Additionally, we aimed to achieve accurate and effective OXT extraction via an advanced protocol. While prior studies have only measured OXT via an in situ approach (to conserve blood volume), we successfully extracted OXT from whole blood volumes as small as 50 microliters [
62,
63]. This novel technique uses organic solvents and HPLC columns (solid-phase extraction) to increase the ability of ELISA kits to detect and extract highly volatile molecules such as OXT from their natural biological matrix (plasma).
Our study had several limitations. A primary limitation was the considerable variation in fetal OXT concentrations. Although our findings strongly suggest that OXT crosses the placenta, our novel extraction protocol in this pilot study was likely subject to procedural error and varying concentrations. A more efficient protocol is needed for future studies to ensure optimal OXT extraction. Another limitation was the collection of blood samples from mixed umbilical artery and vein sources. Due to the technical challenges of sampling umbilical arteries, which are only 1–4 mm in diameter, obtaining separate arterial and venous samples was not feasible. This may introduce variability, as arterial and venous blood differ in composition. However, mixed samples provided a reasonable representation of fetal OXT levels, and this approach is commonly used in similar studies. Future research could investigate the impact of separate arterial and venous samples to refine our understanding further.
Additionally, the small and unequal sample size between term and preterm infants was a limitation. Our statistical methods of log transformation helped improve the symmetry between the two cohorts and allowed for improved statistical power. However, our study was not initially powered with equal control arms or an ideal number of study participants to identify the transplacental effects of OXT. We also recognize that RNA-seq-based approaches, while widely accepted in the scientific community, have technological limitations that do not account for the contributions of noncoding sequences.

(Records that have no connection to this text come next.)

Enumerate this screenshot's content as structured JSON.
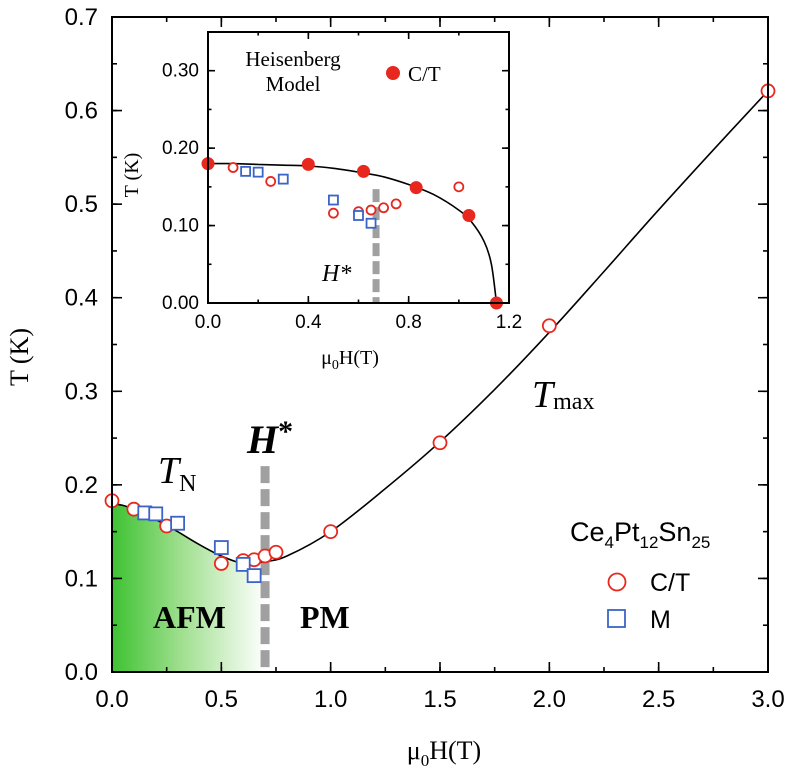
{
  "chart_data": [
    {
      "type": "scatter",
      "xlabel_main": "μ",
      "xlabel_sub": "0",
      "xlabel_tail": "H(T)",
      "ylabel": "T (K)",
      "xlim": [
        0,
        3.0
      ],
      "ylim": [
        0,
        0.7
      ],
      "xticks": [
        0,
        0.5,
        1.0,
        1.5,
        2.0,
        2.5,
        3.0
      ],
      "xtick_labels": [
        "0.0",
        "0.5",
        "1.0",
        "1.5",
        "2.0",
        "2.5",
        "3.0"
      ],
      "yticks": [
        0,
        0.1,
        0.2,
        0.3,
        0.4,
        0.5,
        0.6,
        0.7
      ],
      "ytick_labels": [
        "0.0",
        "0.1",
        "0.2",
        "0.3",
        "0.4",
        "0.5",
        "0.6",
        "0.7"
      ],
      "series": [
        {
          "name": "C/T",
          "marker": "open-circle",
          "color": "#e8281e",
          "x": [
            0.0,
            0.1,
            0.25,
            0.5,
            0.6,
            0.65,
            0.7,
            0.75,
            1.0,
            1.5,
            2.0,
            3.0
          ],
          "y": [
            0.183,
            0.174,
            0.156,
            0.116,
            0.119,
            0.12,
            0.124,
            0.128,
            0.15,
            0.245,
            0.37,
            0.621
          ]
        },
        {
          "name": "M",
          "marker": "open-square",
          "color": "#3a64c8",
          "x": [
            0.15,
            0.2,
            0.3,
            0.5,
            0.6,
            0.65
          ],
          "y": [
            0.17,
            0.169,
            0.159,
            0.133,
            0.115,
            0.103
          ]
        }
      ],
      "curve": {
        "x": [
          0.0,
          0.05,
          0.1,
          0.2,
          0.3,
          0.4,
          0.5,
          0.6,
          0.7,
          0.8,
          1.0,
          1.25,
          1.5,
          1.75,
          2.0,
          2.25,
          2.5,
          2.75,
          3.0
        ],
        "y": [
          0.18,
          0.178,
          0.174,
          0.163,
          0.15,
          0.136,
          0.124,
          0.116,
          0.118,
          0.124,
          0.15,
          0.196,
          0.246,
          0.302,
          0.363,
          0.428,
          0.494,
          0.558,
          0.621
        ]
      },
      "hstar_x": 0.7,
      "afm_boundary": {
        "x": [
          0.0,
          0.1,
          0.2,
          0.3,
          0.4,
          0.5,
          0.6,
          0.7
        ],
        "y": [
          0.18,
          0.174,
          0.163,
          0.15,
          0.136,
          0.124,
          0.116,
          0.118
        ]
      },
      "colors": {
        "afm_green": "#3ec232",
        "hstar_line": "#a0a0a0"
      },
      "annotations": {
        "tmax_italic": "T",
        "tmax_sub": "max",
        "tn_italic": "T",
        "tn_sub": "N",
        "hstar_main": "H",
        "hstar_star": "*",
        "afm": "AFM",
        "pm": "PM"
      },
      "compound": {
        "parts": [
          "Ce",
          "4",
          "Pt",
          "12",
          "Sn",
          "25"
        ]
      },
      "legend": [
        {
          "label": "C/T",
          "marker": "open-circle"
        },
        {
          "label": "M",
          "marker": "open-square"
        }
      ]
    },
    {
      "type": "scatter",
      "name": "inset",
      "xlabel_main": "μ",
      "xlabel_sub": "0",
      "xlabel_tail": "H(T)",
      "ylabel": "T (K)",
      "xlim": [
        0,
        1.2
      ],
      "ylim": [
        0,
        0.35
      ],
      "xticks": [
        0,
        0.4,
        0.8,
        1.2
      ],
      "xtick_labels": [
        "0.0",
        "0.4",
        "0.8",
        "1.2"
      ],
      "yticks": [
        0,
        0.1,
        0.2,
        0.3
      ],
      "ytick_labels": [
        "0.00",
        "0.10",
        "0.20",
        "0.30"
      ],
      "series": [
        {
          "name": "Heisenberg C/T",
          "marker": "filled-circle",
          "color": "#e8281e",
          "x": [
            0.0,
            0.4,
            0.62,
            0.83,
            1.04,
            1.15
          ],
          "y": [
            0.18,
            0.179,
            0.17,
            0.149,
            0.113,
            0.0
          ]
        },
        {
          "name": "C/T",
          "marker": "open-circle",
          "color": "#e8281e",
          "x": [
            0.1,
            0.25,
            0.5,
            0.6,
            0.65,
            0.7,
            0.75,
            1.0
          ],
          "y": [
            0.175,
            0.157,
            0.116,
            0.118,
            0.12,
            0.123,
            0.128,
            0.15
          ]
        },
        {
          "name": "M",
          "marker": "open-square",
          "color": "#3a64c8",
          "x": [
            0.15,
            0.2,
            0.3,
            0.5,
            0.6,
            0.65
          ],
          "y": [
            0.17,
            0.169,
            0.16,
            0.133,
            0.113,
            0.103
          ]
        }
      ],
      "curve": {
        "x": [
          0.0,
          0.1,
          0.2,
          0.3,
          0.4,
          0.5,
          0.6,
          0.7,
          0.8,
          0.9,
          1.0,
          1.05,
          1.1,
          1.13,
          1.15
        ],
        "y": [
          0.18,
          0.18,
          0.179,
          0.178,
          0.177,
          0.174,
          0.169,
          0.163,
          0.153,
          0.14,
          0.12,
          0.105,
          0.08,
          0.05,
          0.0
        ]
      },
      "hstar_x": 0.67,
      "hstar_label": "H*",
      "legend": [
        {
          "label": "C/T",
          "marker": "filled-circle"
        }
      ],
      "title_lines": [
        "Heisenberg",
        "Model"
      ]
    }
  ]
}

This translational study, however, shows promise for further investigation of OXT as a gestational hormone essential for the normal development of the retina. As OXT likely transfers from mother to fetus, it is possible that OXT concentrations continually increase throughout human gestation while the retina matures, surging just before birth and in the presence of labor. If this effect is valid, OXT could affect certain vascular growth factors expressed during ROP’s pathologic and vasoproliferative stages. Future studies will need larger cohorts with infants at varying gestational ages to assess the specific trajectory of OXT among the maternal–infant dyad throughout human gestation. It may also be worthwhile to examine whether delivery methods play a role in transferring OXT across the maternal–fetal barrier.

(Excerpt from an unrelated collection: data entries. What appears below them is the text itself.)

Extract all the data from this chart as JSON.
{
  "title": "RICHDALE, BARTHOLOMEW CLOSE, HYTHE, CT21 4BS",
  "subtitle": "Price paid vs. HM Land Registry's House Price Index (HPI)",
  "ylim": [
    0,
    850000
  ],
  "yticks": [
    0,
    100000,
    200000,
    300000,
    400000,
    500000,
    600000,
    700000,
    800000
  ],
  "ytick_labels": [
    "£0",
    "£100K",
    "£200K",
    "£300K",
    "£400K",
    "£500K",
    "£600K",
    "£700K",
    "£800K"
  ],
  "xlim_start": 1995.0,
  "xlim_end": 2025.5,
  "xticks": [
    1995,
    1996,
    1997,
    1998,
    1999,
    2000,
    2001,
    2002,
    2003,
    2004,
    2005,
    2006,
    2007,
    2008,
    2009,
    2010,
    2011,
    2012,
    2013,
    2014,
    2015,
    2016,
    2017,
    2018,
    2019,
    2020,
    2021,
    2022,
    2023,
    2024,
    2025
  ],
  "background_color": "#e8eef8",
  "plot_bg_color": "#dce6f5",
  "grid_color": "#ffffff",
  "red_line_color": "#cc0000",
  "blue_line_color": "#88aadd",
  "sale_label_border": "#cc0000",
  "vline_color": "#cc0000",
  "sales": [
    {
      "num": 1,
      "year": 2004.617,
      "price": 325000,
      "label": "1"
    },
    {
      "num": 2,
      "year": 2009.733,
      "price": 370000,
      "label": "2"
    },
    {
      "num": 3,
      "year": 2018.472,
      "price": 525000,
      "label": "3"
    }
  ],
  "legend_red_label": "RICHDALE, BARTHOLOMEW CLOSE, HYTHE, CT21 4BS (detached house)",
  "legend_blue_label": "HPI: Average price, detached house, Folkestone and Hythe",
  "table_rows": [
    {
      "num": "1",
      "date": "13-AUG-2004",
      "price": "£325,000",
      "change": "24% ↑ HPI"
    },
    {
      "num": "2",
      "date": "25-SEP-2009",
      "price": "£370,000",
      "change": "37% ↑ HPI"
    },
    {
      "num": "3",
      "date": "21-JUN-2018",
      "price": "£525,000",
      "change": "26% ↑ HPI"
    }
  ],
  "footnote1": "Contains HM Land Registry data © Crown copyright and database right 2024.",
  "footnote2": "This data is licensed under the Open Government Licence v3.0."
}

While our study provides valuable preliminary insights into the transplacental transfer of OXT and its association with fetal outcomes, its generalizability is limited. The findings most apply to populations similar to our study, as the small sample size and single-center design restrict broader applicability. We also recognize that our C-section rate of 65% is high compared to the national C-section delivery rate in 2023 of 32.4%, according to provisional CDC numbers. We figured out that the overall C-section rate for our hospital during the recruitment period does not reflect the overall rates, so there is some selection bias. Nevertheless, the study establishes a foundation for understanding OXT exposure at birth, which may be relevant to clinical settings with comparable demographics and practices. Future studies with larger, more diverse cohorts and multi-center participation must confirm these findings and expand the generalizability of maternal OXT administration effects.